Берсей ждал этого, и все-таки вздрогнул.
Мелькнула перед глазами черная кипящая вода и плывущие раздутые мертвецы, и выеденные глаза командира эль-менцев.
Мертвые ходят быстро. Особенно те, которые не смогли умереть.
«Жди нас!» — вой сквозь мокрую тьму.
— Повелитель?..
Берсей тупо взглянул на Аммара.
— Тысячники требуют собрать совет.
Берсей поднялся рывком, удерживая в себе рвущуюся наружу тошноту.
— Совет будет на марше. Всем приготовиться к выступлению. Мы идем на восток.
* * *
Перед шатром стояли тысячники. Все тринадцать — как отметил Берсей. За ними держались полутысячники — командующие вспомогательными отрядами, еще дальше — ординарцы. Воины агемы образовали коридор, сам командир агемы Руаб стоял при входе.
Берсей молча смотрел на угрюмые лица тысячников. Да, все они против него. Все — за Аххада. Берсей чувствовал, как волна ярости захлестывает его измученный разум и кровавая пелена начинает застилать свет.
Он мог бы приказать арестовать их всех, прямо сейчас. Он мог бы даже приказать перебить главных зачинщиков — он знал их; но нет.
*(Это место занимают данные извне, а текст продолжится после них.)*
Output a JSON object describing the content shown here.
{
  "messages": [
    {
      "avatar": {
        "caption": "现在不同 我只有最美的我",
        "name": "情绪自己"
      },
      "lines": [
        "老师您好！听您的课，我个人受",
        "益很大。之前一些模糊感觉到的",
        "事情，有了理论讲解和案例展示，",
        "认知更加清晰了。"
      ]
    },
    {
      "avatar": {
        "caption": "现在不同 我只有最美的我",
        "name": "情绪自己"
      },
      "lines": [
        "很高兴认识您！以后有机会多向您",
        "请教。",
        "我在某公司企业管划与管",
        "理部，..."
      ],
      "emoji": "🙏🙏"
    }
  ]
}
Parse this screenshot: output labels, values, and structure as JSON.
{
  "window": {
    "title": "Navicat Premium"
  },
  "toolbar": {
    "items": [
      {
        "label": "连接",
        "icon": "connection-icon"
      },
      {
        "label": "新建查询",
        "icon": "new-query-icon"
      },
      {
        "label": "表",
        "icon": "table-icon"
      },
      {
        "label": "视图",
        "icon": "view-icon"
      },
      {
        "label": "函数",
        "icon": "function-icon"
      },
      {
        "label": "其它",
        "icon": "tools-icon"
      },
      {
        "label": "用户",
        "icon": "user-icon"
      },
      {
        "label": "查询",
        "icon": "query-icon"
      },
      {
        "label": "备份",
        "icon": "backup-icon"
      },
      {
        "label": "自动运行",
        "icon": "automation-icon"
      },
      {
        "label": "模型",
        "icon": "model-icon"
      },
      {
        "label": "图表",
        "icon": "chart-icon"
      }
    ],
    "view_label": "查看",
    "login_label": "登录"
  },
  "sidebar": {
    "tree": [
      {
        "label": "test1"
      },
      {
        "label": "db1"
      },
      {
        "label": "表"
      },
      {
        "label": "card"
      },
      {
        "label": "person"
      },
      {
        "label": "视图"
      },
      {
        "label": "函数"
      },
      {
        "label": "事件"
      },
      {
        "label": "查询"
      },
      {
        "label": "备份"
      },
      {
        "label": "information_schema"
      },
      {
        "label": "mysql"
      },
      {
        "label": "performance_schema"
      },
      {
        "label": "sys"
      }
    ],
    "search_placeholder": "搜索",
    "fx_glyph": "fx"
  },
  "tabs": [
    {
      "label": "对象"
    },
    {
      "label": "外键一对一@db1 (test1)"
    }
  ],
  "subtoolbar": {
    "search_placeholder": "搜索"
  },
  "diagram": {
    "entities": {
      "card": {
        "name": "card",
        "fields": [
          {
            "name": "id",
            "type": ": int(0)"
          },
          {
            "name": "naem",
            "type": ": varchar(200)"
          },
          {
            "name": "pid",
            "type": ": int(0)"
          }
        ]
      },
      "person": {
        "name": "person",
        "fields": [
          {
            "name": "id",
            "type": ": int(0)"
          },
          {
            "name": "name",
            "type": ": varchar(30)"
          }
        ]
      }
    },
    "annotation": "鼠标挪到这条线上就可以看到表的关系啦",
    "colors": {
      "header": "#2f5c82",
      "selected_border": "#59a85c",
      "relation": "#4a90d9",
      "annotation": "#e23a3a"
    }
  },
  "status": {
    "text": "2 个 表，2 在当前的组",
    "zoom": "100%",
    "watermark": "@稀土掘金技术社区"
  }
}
Не сегодня.
Берсей полуприкрыл глаза, поднял руку, словно защищаясь от света, хотя небо было обложено холодными синеватыми тучами, глубоко вздохнул и сказал:
— Я знаю, чего вы ждете. Объяснений. Они, конечно, последуют.
Но не сейчас. Сейчас мы выступаем.
Он подозвал командира отряда понтонеров и велел ему срочно отправляться на восток, к переполненной Индиаре; к вечеру через нее должен быть перекинут понтонный мост.
Окруженный тысячниками, лица которых выражали недоверие, удивление, — что угодно, кроме презрения или гнева, — Берсей отдавал отрывистые команды. Командиры исчезали один за другим.
Наконец, осталось трое: двое командующих тяжеловооруженными тысячами и заместитель Аххада Баррах.
— Баррах, — проговорил Берсей. — Позаботься о том, чтобы в лагере оставались надежные люди.